Dans ce sillage, le ministre des Affaires étrangères Nasser Bourita a déclaré sur 2M que « la résolution adoptée n’a été rejetée par aucun pays », soulignant par ricochet que l’Algérie ne s’y est pas opposée. Il a ajouté que le Maroc ne perçoit pas la position algérienne comme un obstacle à un éventuel rapprochement: « Si la volonté politique existe, il est toujours possible d’ouvrir une nouvelle page entre les deux pays. Personne ne connaît mieux l’Algérie que le Maroc, et personne ne connaît mieux le Maroc que l’Algérie. »
Une avancée diplomatique plutôt qu’une “victoire humiliante”
Afin de laisser une porte de sortie «digne» à ses adversaires, Bourita a déclaré que le Maroc ne perçoit pas la dernière résolution du Conseil de sécurité de l’ONU sur le Sahara comme une “victoire humiliante” pour eux, mais plutôt comme une avancée diplomatique qui doit ouvrir la voie à un règlement équilibré et durable.

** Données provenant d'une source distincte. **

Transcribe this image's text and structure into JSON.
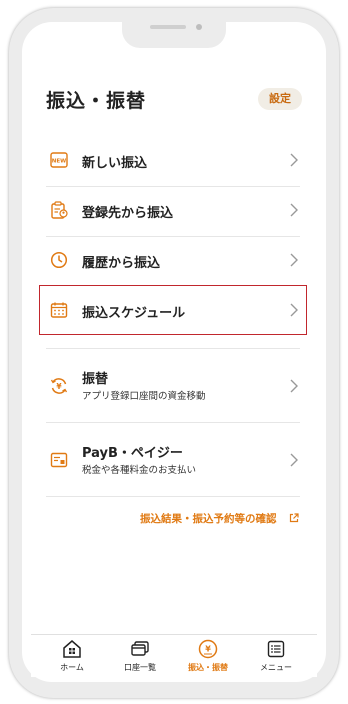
{
  "header": {
    "title": "振込・振替",
    "settings_label": "設定"
  },
  "menu": [
    {
      "label": "新しい振込",
      "icon": "new-badge-icon"
    },
    {
      "label": "登録先から振込",
      "icon": "clipboard-person-icon"
    },
    {
      "label": "履歴から振込",
      "icon": "clock-icon"
    },
    {
      "label": "振込スケジュール",
      "icon": "calendar-icon"
    },
    {
      "label": "振替",
      "sub": "アプリ登録口座間の資金移動",
      "icon": "yen-transfer-icon"
    },
    {
      "label": "PayB・ペイジー",
      "sub": "税金や各種料金のお支払い",
      "icon": "bill-icon"
    }
  ],
  "link": {
    "label": "振込結果・振込予約等の確認",
    "icon": "external-link-icon"
  },
  "tabs": [
    {
      "label": "ホーム",
      "icon": "home-icon"
    },
    {
      "label": "口座一覧",
      "icon": "card-icon"
    },
    {
      "label": "振込・振替",
      "icon": "yen-coin-icon",
      "active": true
    },
    {
      "label": "メニュー",
      "icon": "list-menu-icon"
    }
  ],
  "colors": {
    "accent": "#e07a14",
    "highlight_border": "#c1272d"
  }
}
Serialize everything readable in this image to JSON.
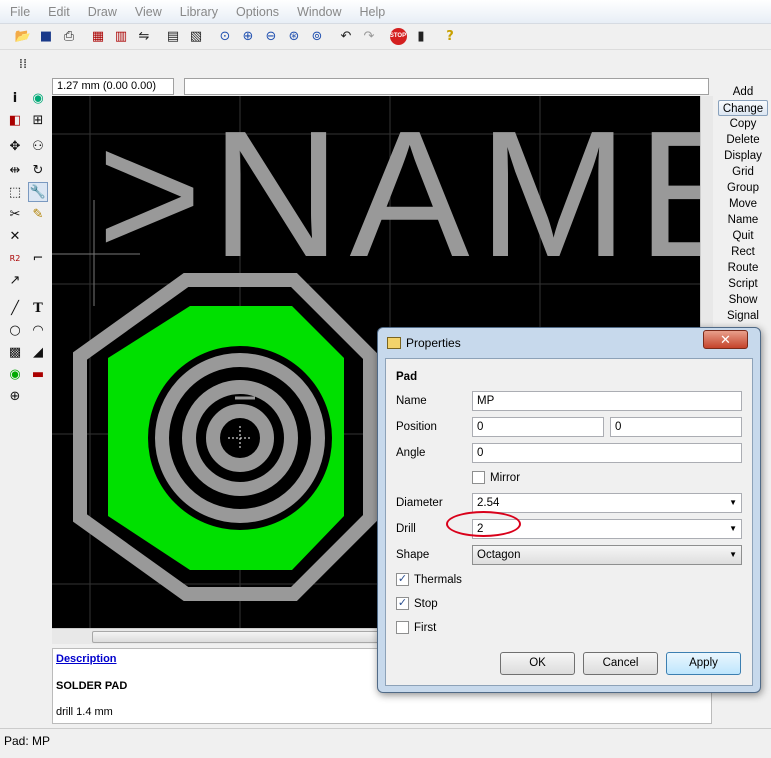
{
  "menu": [
    "File",
    "Edit",
    "Draw",
    "View",
    "Library",
    "Options",
    "Window",
    "Help"
  ],
  "coord": {
    "readout": "1.27 mm (0.00 0.00)"
  },
  "canvas": {
    "name_text": ">NAME"
  },
  "commands": [
    "Add",
    "Change",
    "Copy",
    "Delete",
    "Display",
    "Grid",
    "Group",
    "Move",
    "Name",
    "Quit",
    "Rect",
    "Route",
    "Script",
    "Show",
    "Signal"
  ],
  "description": {
    "link": "Description",
    "title": "SOLDER PAD",
    "body": "drill 1.4 mm"
  },
  "status": {
    "text": "Pad: MP"
  },
  "dialog": {
    "title": "Properties",
    "close": "✕",
    "section": "Pad",
    "name_label": "Name",
    "name_value": "MP",
    "position_label": "Position",
    "position_x": "0",
    "position_y": "0",
    "angle_label": "Angle",
    "angle_value": "0",
    "mirror_label": "Mirror",
    "mirror_checked": false,
    "diameter_label": "Diameter",
    "diameter_value": "2.54",
    "drill_label": "Drill",
    "drill_value": "2",
    "shape_label": "Shape",
    "shape_value": "Octagon",
    "thermals_label": "Thermals",
    "thermals_checked": true,
    "stop_label": "Stop",
    "stop_checked": true,
    "first_label": "First",
    "first_checked": false,
    "ok": "OK",
    "cancel": "Cancel",
    "apply": "Apply"
  },
  "colors": {
    "pad_copper": "#00e000",
    "pad_outline": "#999999",
    "canvas_bg": "#000000",
    "highlight": "#d9001a"
  },
  "icons": {
    "toolbar": [
      "open-icon",
      "save-icon",
      "print-icon",
      "cam-icon",
      "ulp-icon",
      "script-icon",
      "zoom-fit-icon",
      "zoom-in-icon",
      "zoom-out-icon",
      "zoom-redraw-icon",
      "zoom-select-icon",
      "undo-icon",
      "redo-icon",
      "stop-icon",
      "go-icon",
      "help-icon"
    ]
  }
}
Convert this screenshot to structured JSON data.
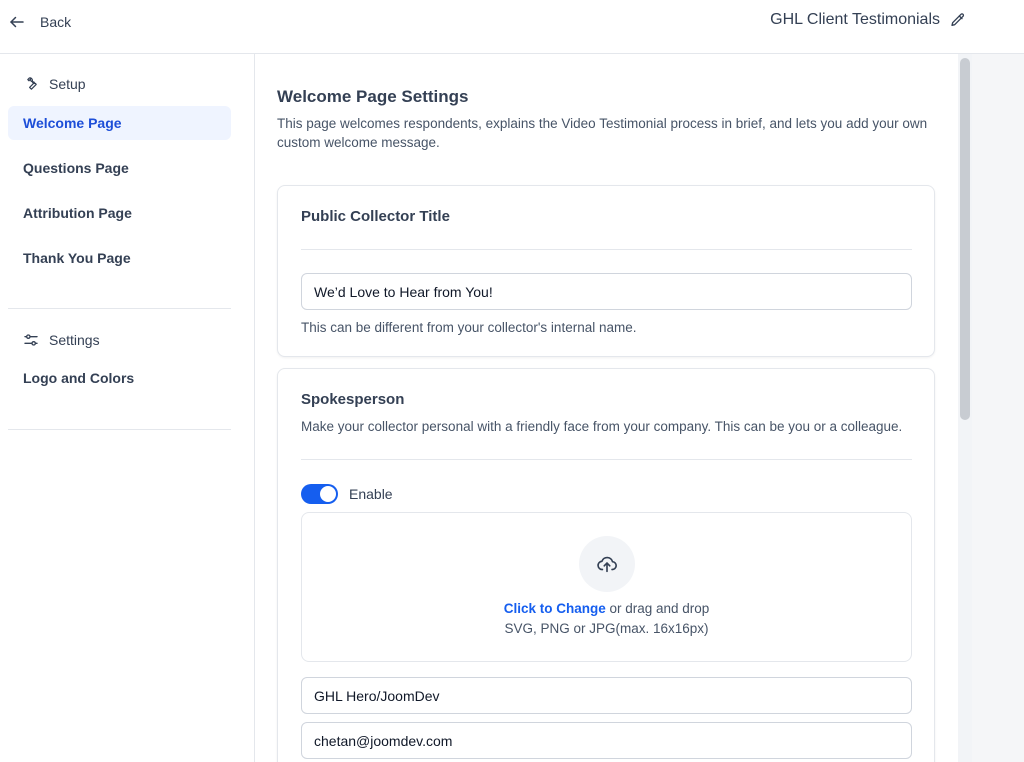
{
  "header": {
    "back_label": "Back",
    "app_title": "GHL Client Testimonials"
  },
  "sidebar": {
    "setup_label": "Setup",
    "setup_items": [
      {
        "label": "Welcome Page",
        "active": true
      },
      {
        "label": "Questions Page",
        "active": false
      },
      {
        "label": "Attribution Page",
        "active": false
      },
      {
        "label": "Thank You Page",
        "active": false
      }
    ],
    "settings_label": "Settings",
    "settings_items": [
      {
        "label": "Logo and Colors",
        "active": false
      }
    ]
  },
  "main": {
    "title": "Welcome Page Settings",
    "description": "This page welcomes respondents, explains the Video Testimonial process in brief, and lets you add your own custom welcome message.",
    "collector_card": {
      "title": "Public Collector Title",
      "input_value": "We’d Love to Hear from You!",
      "help_text": "This can be different from your collector's internal name."
    },
    "spokesperson_card": {
      "title": "Spokesperson",
      "subtitle": "Make your collector personal with a friendly face from your company. This can be you or a colleague.",
      "toggle_label": "Enable",
      "toggle_on": true,
      "upload": {
        "link_text": "Click to Change",
        "rest_text": " or drag and drop",
        "formats": "SVG, PNG or JPG(max. 16x16px)"
      },
      "name_value": "GHL Hero/JoomDev",
      "email_value": "chetan@joomdev.com"
    }
  },
  "colors": {
    "accent": "#155eef",
    "active_nav_bg": "#eff4ff",
    "active_nav_text": "#1d4ed8",
    "border": "#e4e7ec"
  },
  "icons": {
    "back": "arrow-left-icon",
    "edit": "pencil-icon",
    "setup": "wrench-icon",
    "settings": "sliders-icon",
    "upload": "cloud-upload-icon"
  }
}
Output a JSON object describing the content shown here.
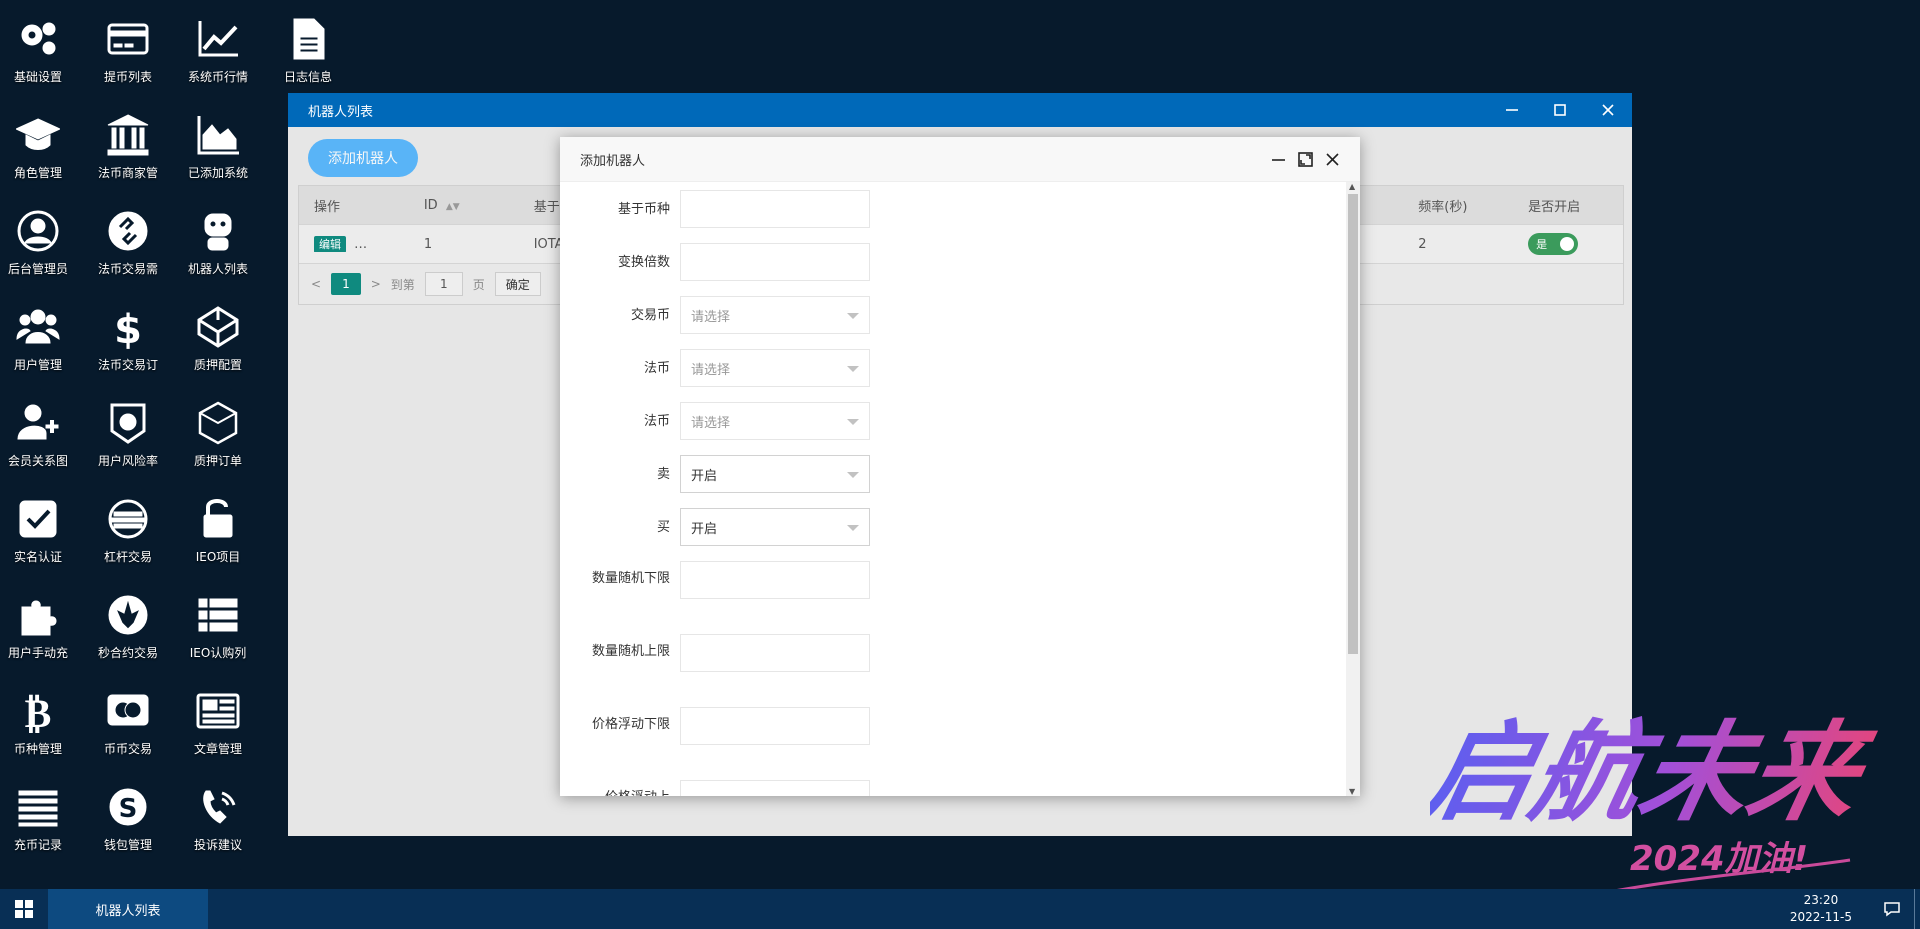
{
  "desktop_icons": [
    {
      "label": "基础设置",
      "icon": "gears-icon"
    },
    {
      "label": "提币列表",
      "icon": "credit-card-icon"
    },
    {
      "label": "系统币行情",
      "icon": "line-chart-icon"
    },
    {
      "label": "日志信息",
      "icon": "document-icon"
    },
    {
      "label": "角色管理",
      "icon": "graduation-cap-icon"
    },
    {
      "label": "法币商家管",
      "icon": "bank-icon"
    },
    {
      "label": "已添加系统",
      "icon": "area-chart-icon"
    },
    {
      "label": "后台管理员",
      "icon": "user-circle-icon"
    },
    {
      "label": "法币交易需",
      "icon": "exchange-circle-icon"
    },
    {
      "label": "机器人列表",
      "icon": "robot-icon"
    },
    {
      "label": "用户管理",
      "icon": "users-icon"
    },
    {
      "label": "法币交易订",
      "icon": "dollar-icon"
    },
    {
      "label": "质押配置",
      "icon": "codepen-icon"
    },
    {
      "label": "会员关系图",
      "icon": "user-plus-icon"
    },
    {
      "label": "用户风险率",
      "icon": "shield-coin-icon"
    },
    {
      "label": "质押订单",
      "icon": "polyhedron-icon"
    },
    {
      "label": "实名认证",
      "icon": "checkbox-icon"
    },
    {
      "label": "杠杆交易",
      "icon": "stacked-coin-icon"
    },
    {
      "label": "IEO项目",
      "icon": "unlock-icon"
    },
    {
      "label": "用户手动充",
      "icon": "puzzle-icon"
    },
    {
      "label": "秒合约交易",
      "icon": "rebel-icon"
    },
    {
      "label": "IEO认购列",
      "icon": "list-icon"
    },
    {
      "label": "币种管理",
      "icon": "bitcoin-icon"
    },
    {
      "label": "币币交易",
      "icon": "mastercard-icon"
    },
    {
      "label": "文章管理",
      "icon": "newspaper-icon"
    },
    {
      "label": "充币记录",
      "icon": "lines-icon"
    },
    {
      "label": "钱包管理",
      "icon": "skype-icon"
    },
    {
      "label": "投诉建议",
      "icon": "phone-volume-icon"
    }
  ],
  "window": {
    "title": "机器人列表",
    "add_button": "添加机器人",
    "table": {
      "headers": [
        "操作",
        "ID",
        "基于",
        "频率(秒)",
        "是否开启"
      ],
      "row": {
        "action": "编辑",
        "action_more": "…",
        "id": "1",
        "base": "IOTA",
        "frequency": "2",
        "enabled": "是"
      }
    },
    "pager": {
      "current": "1",
      "goto_label": "到第",
      "goto_value": "1",
      "page_label": "页",
      "confirm": "确定"
    }
  },
  "modal": {
    "title": "添加机器人",
    "fields": [
      {
        "label": "基于币种",
        "value": "",
        "type": "input"
      },
      {
        "label": "变换倍数",
        "value": "",
        "type": "input"
      },
      {
        "label": "交易币",
        "value": "请选择",
        "type": "select-placeholder"
      },
      {
        "label": "法币",
        "value": "请选择",
        "type": "select-placeholder"
      },
      {
        "label": "法币",
        "value": "请选择",
        "type": "select-placeholder"
      },
      {
        "label": "卖",
        "value": "开启",
        "type": "select"
      },
      {
        "label": "买",
        "value": "开启",
        "type": "select"
      },
      {
        "label": "数量随机下限",
        "value": "",
        "type": "input"
      },
      {
        "label": "数量随机上限",
        "value": "",
        "type": "input"
      },
      {
        "label": "价格浮动下限",
        "value": "",
        "type": "input"
      },
      {
        "label": "价格浮动上",
        "value": "",
        "type": "input"
      }
    ]
  },
  "watermark": {
    "main": "启航未来",
    "sub": "2024加油!"
  },
  "taskbar": {
    "task": "机器人列表",
    "time": "23:20",
    "date": "2022-11-5"
  },
  "colors": {
    "desktop_bg": "#071a2c",
    "titlebar": "#0069b9",
    "primary_button": "#1e9fff",
    "teal": "#0f8a7f",
    "taskbar": "#082f55"
  }
}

Il a insisté sur la nécessité d’un dialogue franc et direct avec Alger, tout en refusant toute lecture triomphaliste : «Le Maroc ne voit pas dans cette résolution une victoire qui rabaisse l’autre partie. Le Conseil de sécurité a reconnu la justesse de la position du Royaume, mais nous la recevons avec un sens de responsabilité et dans l’esprit d’une solution sans vainqueur ni vaincu, préservant la dignité de tous.»
Un appel à la raison
Selon le chef de la diplomatie, la réconciliation –si volonté politique il y a– n’est plus un choix, mais une exigence géopolitique, compte tenu des mutations régionales et des appels répétés à la stabilité maghrébine.
Dans le même esprit, Massad Boulos, conseiller principal du président américain Donald Trump pour l’Afrique et le Moyen-Orient, a souligné sur France 24 que le Maroc et l’Algérie disposent aujourd’hui d’une « opportunité historique » pour rétablir la confiance et ouvrir une nouvelle ère de coopération bilatérale.